Rythmée par la conjoncture du secteur agricole, la croissance du PIB s’est établie à 2,9% à fin mars. Elle a été affectée par le recul de 0,5% de la valeur ajoutée enregistrée dans le secteur agricole.

Elle devrait atteindre 3% au deuxième trimestre contre 4,2% une année plus tôt. La baisse de 0,2% de la valeur ajoutée agricole prévue devrait être compensée par le non agricole dont la valeur ajoutée devrait augmenter de 3,2%, soit le même niveau que le premier trimestre.  Les services vont continuer à soutenir l’activité économique et vont contribuer, comme c’est le cas pour le premier trimestre, pour près de 1,6 point à la croissance globale du PIB.
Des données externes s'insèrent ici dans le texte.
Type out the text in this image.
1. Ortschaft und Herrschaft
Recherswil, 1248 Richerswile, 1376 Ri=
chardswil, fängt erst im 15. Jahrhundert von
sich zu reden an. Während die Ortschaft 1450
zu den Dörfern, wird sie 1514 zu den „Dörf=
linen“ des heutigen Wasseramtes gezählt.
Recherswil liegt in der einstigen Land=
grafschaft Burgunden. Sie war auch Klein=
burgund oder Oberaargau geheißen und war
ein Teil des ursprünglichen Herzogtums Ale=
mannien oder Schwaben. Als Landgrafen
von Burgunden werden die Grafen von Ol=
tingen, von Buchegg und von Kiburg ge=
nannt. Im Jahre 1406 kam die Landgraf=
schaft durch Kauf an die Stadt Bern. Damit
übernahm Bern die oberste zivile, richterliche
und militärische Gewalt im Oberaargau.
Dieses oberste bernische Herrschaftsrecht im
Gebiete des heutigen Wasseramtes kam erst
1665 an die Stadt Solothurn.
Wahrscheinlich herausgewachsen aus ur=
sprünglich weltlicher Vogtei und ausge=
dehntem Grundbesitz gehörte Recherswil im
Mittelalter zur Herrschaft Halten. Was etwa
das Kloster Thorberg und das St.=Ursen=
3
Le HCP prévoit également une amélioration de la valeur ajoutée industrielle (2,7%) alors que l’activité minière serait en retrait de 1,9% par rapport au pic enregistré une année auparavant. Plusieurs facteurs expliqueraient cette évolution: la volatilité des cours internationaux agricoles, l’incertitude entourant les perspectives d’évolution des exportations chinoises ainsi que le maintien de l’excédent de l’offre mondiale des fertilisants.

Autant de facteurs qui pèseraient sur la croissance de la demande étrangère adressée aux engrais phosphatés locaux. Ce qui se traduirait par un retour de l’activité minière vers son sentier de croissance de moyen terme, après le rebond enregistré en 2017.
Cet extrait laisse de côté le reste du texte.